Digital Certaines applications de "benchmark" (comme 3DMark) proposent d'analyser les performances de votre ordinateur ou de votre téléphone si vous désirez les utiliser pour jouer. Grâce à ces tests, il est possible pour tout un chacun de comparer très facilement les modèles avant de passer à la caisse.

Il semblerait qu'Huawei ait bien compris l'importance d'obtenir un score attractif dans ce domaine. Comme l'explique le site spécialisé AnandTech, il aurait artificiellement boosté certains de ses modèles (P20, P20 Pro, Nova 3, and Honor Play) afin qu'ils obtiennent une meilleure note à ces tests.

Face à ces révélations, 3DMark, l'une des applications de Benchmark sur le marché, a donc décidé de "délister" les modèles incriminés. "Ces cinq dernières années, plusieurs fabricants de smartphones ont été mis en cause pour avoir essayé de manipuler les tests de performance. C'est pour cela que nous avons mis en place des règles claires sur la manière dont les fabricants pouvaient ou pas interagir avec nos applications. Après avoir réalisé plusieurs tests, nous avons pris la décision de délister certains modèles de la marque Huawei et sa sous-marque Honor. Ces modèles sont tout donc en bas de la liste de nos modèles préférés et apparaissent sans score."

Comment Huawei s'y est-il pris?

En programmant ses modèles pour qu'ils reconnaissent automatiquement la présence d'une application de benchmark. Quand une telle app' est reconnue, les performances du téléphone sont gonflées momentanément, le temps d'obtenir un bon score. Inutile de dire que les utilisateurs n'ont donc pas accès à ces "super-performances".

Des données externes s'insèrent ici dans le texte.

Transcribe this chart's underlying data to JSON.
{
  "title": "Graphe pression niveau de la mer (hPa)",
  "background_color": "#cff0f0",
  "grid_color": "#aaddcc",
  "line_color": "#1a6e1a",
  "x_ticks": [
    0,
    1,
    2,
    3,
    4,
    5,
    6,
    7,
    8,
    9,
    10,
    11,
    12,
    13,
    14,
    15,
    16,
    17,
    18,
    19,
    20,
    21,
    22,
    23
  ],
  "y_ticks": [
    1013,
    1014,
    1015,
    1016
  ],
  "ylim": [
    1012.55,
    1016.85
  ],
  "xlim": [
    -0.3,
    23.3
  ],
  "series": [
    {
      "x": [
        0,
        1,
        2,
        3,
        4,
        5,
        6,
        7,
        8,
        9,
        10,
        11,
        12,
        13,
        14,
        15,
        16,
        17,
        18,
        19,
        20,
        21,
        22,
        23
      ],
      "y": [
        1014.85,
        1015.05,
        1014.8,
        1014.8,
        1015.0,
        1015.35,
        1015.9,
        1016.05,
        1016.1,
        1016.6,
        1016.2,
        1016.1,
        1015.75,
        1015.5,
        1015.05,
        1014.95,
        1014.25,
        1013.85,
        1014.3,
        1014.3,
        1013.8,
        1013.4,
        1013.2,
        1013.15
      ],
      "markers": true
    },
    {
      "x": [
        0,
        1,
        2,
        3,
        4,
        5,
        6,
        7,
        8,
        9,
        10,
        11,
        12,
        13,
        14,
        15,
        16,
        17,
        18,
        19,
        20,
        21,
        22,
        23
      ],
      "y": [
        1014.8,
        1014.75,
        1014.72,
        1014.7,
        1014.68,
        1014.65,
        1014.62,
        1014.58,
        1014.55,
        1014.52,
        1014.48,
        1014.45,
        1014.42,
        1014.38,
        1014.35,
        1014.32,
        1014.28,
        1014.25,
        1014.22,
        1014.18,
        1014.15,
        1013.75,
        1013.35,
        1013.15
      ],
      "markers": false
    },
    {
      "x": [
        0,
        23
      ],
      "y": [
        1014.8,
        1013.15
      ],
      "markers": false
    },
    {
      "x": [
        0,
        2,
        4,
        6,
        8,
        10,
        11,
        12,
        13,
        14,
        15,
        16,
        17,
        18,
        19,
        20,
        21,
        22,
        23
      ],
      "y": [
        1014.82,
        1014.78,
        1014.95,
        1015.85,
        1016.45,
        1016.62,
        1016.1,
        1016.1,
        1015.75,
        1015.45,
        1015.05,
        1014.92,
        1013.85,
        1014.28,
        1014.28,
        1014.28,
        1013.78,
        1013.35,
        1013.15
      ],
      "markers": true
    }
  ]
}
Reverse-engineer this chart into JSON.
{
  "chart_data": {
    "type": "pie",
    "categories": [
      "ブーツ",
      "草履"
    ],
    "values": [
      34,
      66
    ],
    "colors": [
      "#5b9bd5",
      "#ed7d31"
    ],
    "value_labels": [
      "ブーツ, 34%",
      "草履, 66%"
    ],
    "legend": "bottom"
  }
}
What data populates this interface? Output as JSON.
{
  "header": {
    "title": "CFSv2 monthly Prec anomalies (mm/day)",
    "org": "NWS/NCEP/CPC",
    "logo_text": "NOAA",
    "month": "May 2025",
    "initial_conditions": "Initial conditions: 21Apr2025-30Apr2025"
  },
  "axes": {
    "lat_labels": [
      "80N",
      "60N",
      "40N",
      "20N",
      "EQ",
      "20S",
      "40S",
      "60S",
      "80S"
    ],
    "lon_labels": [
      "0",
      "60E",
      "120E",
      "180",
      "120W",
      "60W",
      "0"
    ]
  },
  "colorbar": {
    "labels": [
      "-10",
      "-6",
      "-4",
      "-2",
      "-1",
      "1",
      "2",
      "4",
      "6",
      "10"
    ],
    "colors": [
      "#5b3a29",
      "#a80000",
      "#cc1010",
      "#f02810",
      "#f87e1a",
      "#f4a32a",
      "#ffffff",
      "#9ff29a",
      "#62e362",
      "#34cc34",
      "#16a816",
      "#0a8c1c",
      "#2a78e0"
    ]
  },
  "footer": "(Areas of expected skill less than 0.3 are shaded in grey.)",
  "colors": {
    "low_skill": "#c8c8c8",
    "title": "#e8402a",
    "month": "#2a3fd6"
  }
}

Pour démasquer la supercherie, 3DMark a réalisé des tests avec la version officielle de l'application, disponible sur internet, ainsi qu'avec une "version interne" de l'app' non connue des fabricants de smartphones. Il est alors apparu que ces modèles enregistraient des scores beaucoup plus faibles que lors des tests avec la version officielle.

© benchmarks.ul.com

"Les résultats obtenus en utilisant la version officielle de notre app' étaient 47% supérieurs à ceux obtenus avec la version interne", poursuit 3DMark, graphique à l'appui. "Ce type de détection d'application et d'optimisation est interdite dans notre règlement. Nous avons donc contacté Huawei qui s'est engagé à être plus transparent et à autoriser les utilisateurs à avoir accès à ce mode de 'super-performance'."

D'autres marques pointées du doigt par le passé

Comme le rappelle "The Verge", Huawei n'est pas la première entreprise à essayer d'obtenir de meilleurs scores lors des tests de performance. Samsung avait été pris la main dans le sac en 2013 tandis que OnePlus a été épinglé en 2017.

Cité par AnandTech, le Dr. Wang Chenglu, dirigeant chez Huawei, a expliqué que "d'autres fabricants manipulaient également leurs chiffres. C'est une pratique très courante en Chine. Nous ne pouvions pas rester sans réponse face aux chiffres irréalistes de nos concurrents."

Huawei plaide pour la création de tests "standards" qui évaluent la performance d'un téléphone au plus proche de l'expérience utilisateur.